This week’s poems are all written in closed forms, unlike Whitman’s “wild American style” from last week. In this respect they adhere to the safe, standard style of end-rhymes we have seen so far. This does not mean that the poems lack any depth or power. Quite the contrary. In fact, in my humble opinion, we are starting to see in these poets a different direction, almost a precursor to the confessional mode. I especially noticed this in my favorite poem of the week, “Neutral Tones,” by Thomas Hardy. (Can I say in my own blog that I fell totally in love with Thomas Hardy, or rather his poems, this week?) This particular poem has a similar sound to Keats’ “This Living Hand” in that it expresses love -- directly, quietly, to the beloved. “Neutral Tones” addresses the deep personal loss of love and time, with the sweetest melancholy: “Your eyes on me were as eyes that rove//Over tedious riddles of years ago”…”Since then, keen lessons that love deceives//And wrings with wrong, have shaped to me//Your face, and the God-curst sun, and a tree//And a pond edged with grayish leaves.” This seems to me the “tone” used in later confessional poets to describe personal relationships.
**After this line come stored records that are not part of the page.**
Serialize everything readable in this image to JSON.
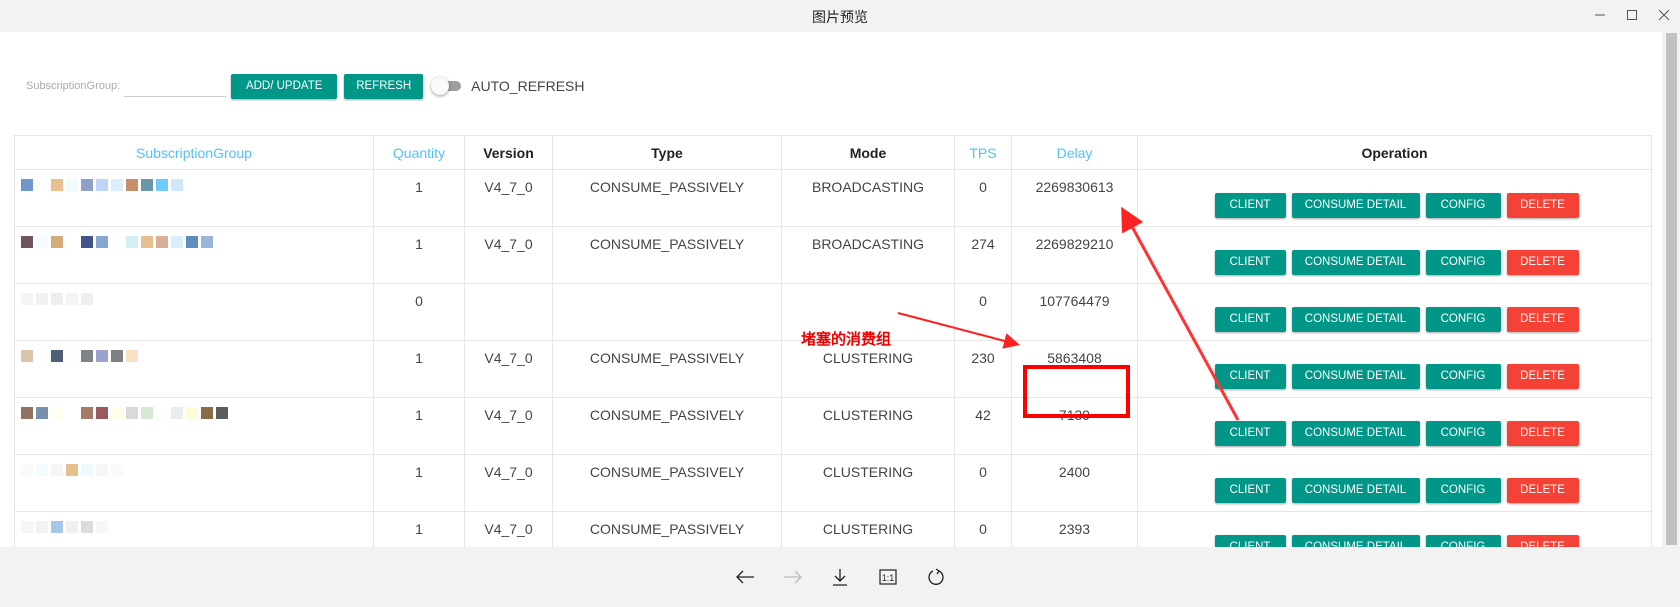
{
  "window": {
    "title": "图片预览",
    "controls": [
      "minimize",
      "maximize",
      "close"
    ]
  },
  "filter": {
    "label": "SubscriptionGroup:",
    "input_value": "",
    "add_update_label": "ADD/ UPDATE",
    "refresh_label": "REFRESH",
    "auto_refresh_label": "AUTO_REFRESH",
    "auto_refresh_on": false
  },
  "table": {
    "headers": [
      "SubscriptionGroup",
      "Quantity",
      "Version",
      "Type",
      "Mode",
      "TPS",
      "Delay",
      "Operation"
    ],
    "rows": [
      {
        "group": "",
        "quantity": "1",
        "version": "V4_7_0",
        "type": "CONSUME_PASSIVELY",
        "mode": "BROADCASTING",
        "tps": "0",
        "delay": "2269830613"
      },
      {
        "group": "",
        "quantity": "1",
        "version": "V4_7_0",
        "type": "CONSUME_PASSIVELY",
        "mode": "BROADCASTING",
        "tps": "274",
        "delay": "2269829210"
      },
      {
        "group": "",
        "quantity": "0",
        "version": "",
        "type": "",
        "mode": "",
        "tps": "0",
        "delay": "107764479"
      },
      {
        "group": "",
        "quantity": "1",
        "version": "V4_7_0",
        "type": "CONSUME_PASSIVELY",
        "mode": "CLUSTERING",
        "tps": "230",
        "delay": "5863408"
      },
      {
        "group": "",
        "quantity": "1",
        "version": "V4_7_0",
        "type": "CONSUME_PASSIVELY",
        "mode": "CLUSTERING",
        "tps": "42",
        "delay": "7139"
      },
      {
        "group": "",
        "quantity": "1",
        "version": "V4_7_0",
        "type": "CONSUME_PASSIVELY",
        "mode": "CLUSTERING",
        "tps": "0",
        "delay": "2400"
      },
      {
        "group": "",
        "quantity": "1",
        "version": "V4_7_0",
        "type": "CONSUME_PASSIVELY",
        "mode": "CLUSTERING",
        "tps": "0",
        "delay": "2393"
      }
    ],
    "operations": {
      "client": "CLIENT",
      "consume_detail": "CONSUME DETAIL",
      "config": "CONFIG",
      "delete": "DELETE"
    }
  },
  "annotation": {
    "text": "堵塞的消费组",
    "color": "#ff0000"
  },
  "colors": {
    "primary": "#009688",
    "danger": "#f44336",
    "sortable_header": "#4fc3f7"
  },
  "viewer_toolbar": {
    "buttons": [
      "previous",
      "next",
      "download",
      "actual-size",
      "rotate"
    ],
    "actual_size_label": "1:1"
  }
}
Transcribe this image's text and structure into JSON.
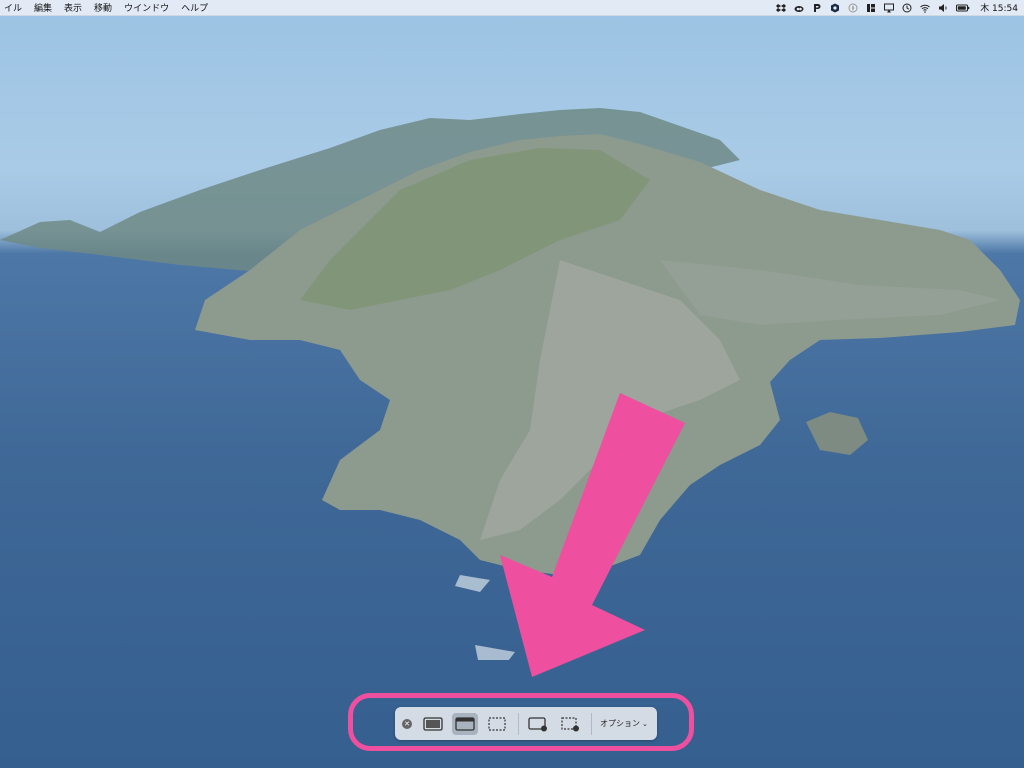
{
  "menubar": {
    "items": [
      "イル",
      "編集",
      "表示",
      "移動",
      "ウインドウ",
      "ヘルプ"
    ],
    "clock": "木 15:54",
    "status_icons": [
      "dropbox-icon",
      "creative-cloud-icon",
      "p-app-icon",
      "shield-app-icon",
      "rocket-icon",
      "bartender-icon",
      "airplay-icon",
      "time-machine-icon",
      "wifi-icon",
      "volume-icon",
      "battery-icon"
    ]
  },
  "toolbar": {
    "options_label": "オプション",
    "buttons": [
      "capture-entire-screen",
      "capture-selected-window",
      "capture-selected-portion",
      "record-entire-screen",
      "record-selected-portion"
    ],
    "active_button": "capture-selected-window"
  },
  "annotation": {
    "color": "#ee4f9f"
  }
}
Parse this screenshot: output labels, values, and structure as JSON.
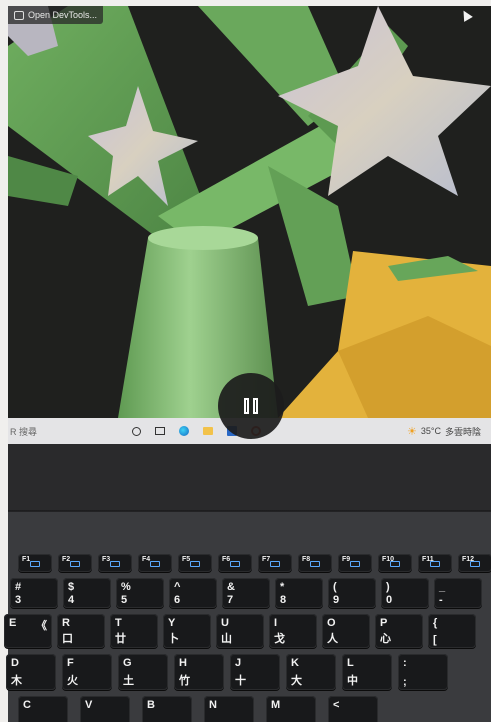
{
  "screen": {
    "devtools_label": "Open DevTools..."
  },
  "taskbar": {
    "search_text": "R 搜尋",
    "temperature": "35°C",
    "weather_text": "多雲時陰"
  },
  "fkeys": [
    {
      "label": "F1"
    },
    {
      "label": "F2"
    },
    {
      "label": "F3"
    },
    {
      "label": "F4"
    },
    {
      "label": "F5"
    },
    {
      "label": "F6"
    },
    {
      "label": "F7"
    },
    {
      "label": "F8"
    },
    {
      "label": "F9"
    },
    {
      "label": "F10"
    },
    {
      "label": "F11"
    },
    {
      "label": "F12"
    }
  ],
  "row_numbers": [
    {
      "p": "#",
      "s": "",
      "q": "3",
      "r": ""
    },
    {
      "p": "$",
      "s": "",
      "q": "4",
      "r": ""
    },
    {
      "p": "%",
      "s": "",
      "q": "5",
      "r": ""
    },
    {
      "p": "^",
      "s": "",
      "q": "6",
      "r": ""
    },
    {
      "p": "&",
      "s": "",
      "q": "7",
      "r": ""
    },
    {
      "p": "*",
      "s": "",
      "q": "8",
      "r": ""
    },
    {
      "p": "(",
      "s": "",
      "q": "9",
      "r": ""
    },
    {
      "p": ")",
      "s": "",
      "q": "0",
      "r": ""
    },
    {
      "p": "_",
      "s": "",
      "q": "-",
      "r": ""
    }
  ],
  "row_qwerty": [
    {
      "p": "E",
      "s": "《",
      "q": "",
      "r": ""
    },
    {
      "p": "R",
      "s": "",
      "q": "口",
      "r": ""
    },
    {
      "p": "T",
      "s": "",
      "q": "廿",
      "r": ""
    },
    {
      "p": "Y",
      "s": "",
      "q": "卜",
      "r": ""
    },
    {
      "p": "U",
      "s": "",
      "q": "山",
      "r": ""
    },
    {
      "p": "I",
      "s": "",
      "q": "戈",
      "r": ""
    },
    {
      "p": "O",
      "s": "",
      "q": "人",
      "r": ""
    },
    {
      "p": "P",
      "s": "",
      "q": "心",
      "r": ""
    },
    {
      "p": "{",
      "s": "",
      "q": "[",
      "r": ""
    }
  ],
  "row_asdf": [
    {
      "p": "D",
      "s": "",
      "q": "木",
      "r": ""
    },
    {
      "p": "F",
      "s": "",
      "q": "火",
      "r": ""
    },
    {
      "p": "G",
      "s": "",
      "q": "土",
      "r": ""
    },
    {
      "p": "H",
      "s": "",
      "q": "竹",
      "r": ""
    },
    {
      "p": "J",
      "s": "",
      "q": "十",
      "r": ""
    },
    {
      "p": "K",
      "s": "",
      "q": "大",
      "r": ""
    },
    {
      "p": "L",
      "s": "",
      "q": "中",
      "r": ""
    },
    {
      "p": ":",
      "s": "",
      "q": ";",
      "r": ""
    }
  ],
  "row_zxcv": [
    {
      "p": "C",
      "s": "",
      "q": "",
      "r": ""
    },
    {
      "p": "V",
      "s": "",
      "q": "",
      "r": ""
    },
    {
      "p": "B",
      "s": "",
      "q": "",
      "r": ""
    },
    {
      "p": "N",
      "s": "",
      "q": "",
      "r": ""
    },
    {
      "p": "M",
      "s": "",
      "q": "",
      "r": ""
    },
    {
      "p": "<",
      "s": "",
      "q": "",
      "r": ""
    }
  ],
  "colors": {
    "scene_green": "#7dbb6e",
    "star_yellow": "#e3b23c",
    "taskbar": "#e4e4e6",
    "key": "#18191b"
  }
}
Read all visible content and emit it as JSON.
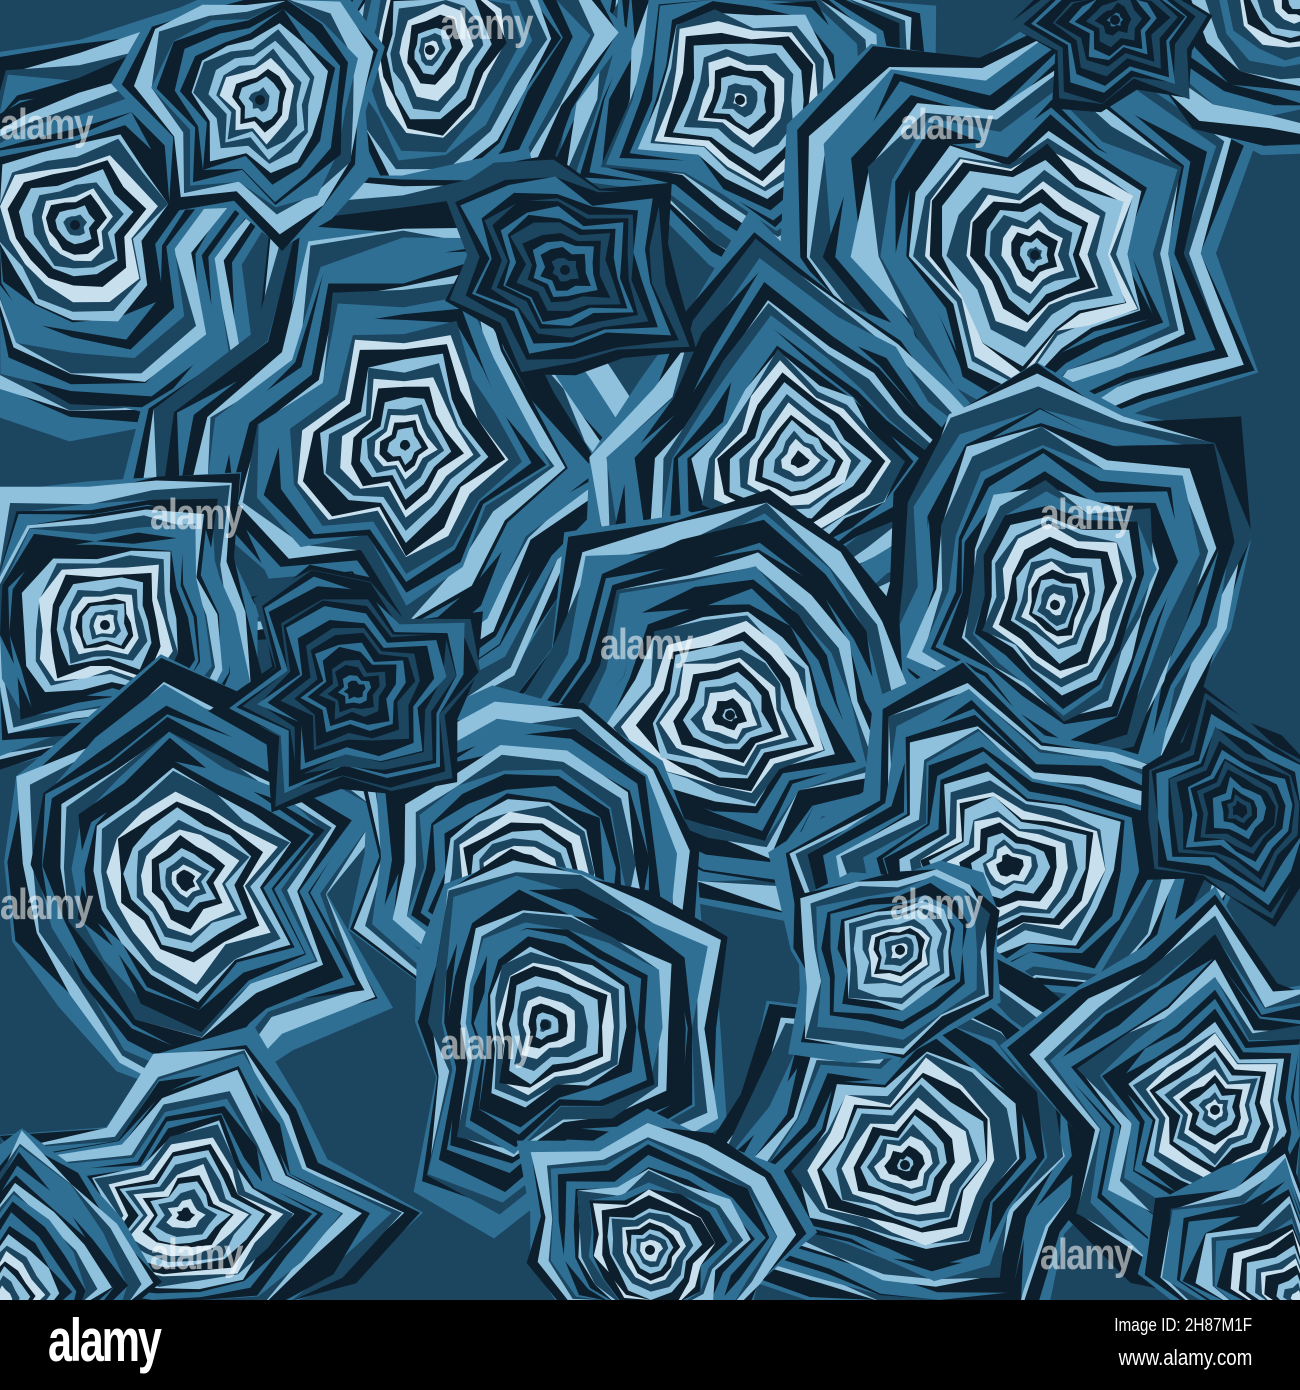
{
  "image": {
    "subject": "blue malachite-like concentric ring pattern",
    "palette": [
      "#0d1f2c",
      "#1c4560",
      "#2f6f94",
      "#8fc0dc",
      "#c8e0ee"
    ]
  },
  "watermark": {
    "text": "alamy"
  },
  "footer": {
    "logo": "alamy",
    "image_id": "Image ID: 2H87M1F",
    "url": "www.alamy.com"
  }
}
There are still outside forces at work: here, in 1898, God still plays a major role in two of the four stanzas, both related to the sun on the day described in the poem.
With an exception or two, I must admit that I personally didn’t see much indication of the “tumultuous time” frame in which these poems were written. Instead, most of these poems seemed rather personal to me. In addition to “Neutral Tones,” I felt that “Loveliest of Trees, the Cherry Now” also lamented the passage of time: “Now, of my threescore years and ten//Twenty will not come again//And take from seventy springs a score//It only leaves me fifty more.” What a lovely sentiment, that the cherry tree is so beautiful that the poet is disheartened that he will only get to see it bloom another fifty times, each spring. That was a lump in the throat moment.
I did make the connection about the “tumultuous time” in at least a couple of poems. One of them was obvious and straightforward: Yeats’ “An Irish Airman Foresees His Death” about a soldier killed in war. I also see the connection, if I’ve judged it correctly, with my second favorite poem of the week, “The Mill” by E.A. Robinson. Here, industrialization has set in, and a miller and his wife both feel the downfall of their livelihood and kill themselves in despair; he by hanging, and she by drowning.
All in all, very intimate and moving poems, like many we’ve read so far. I loved Robinson’s request in “George Crabbe:” keep the great poetic masters alive!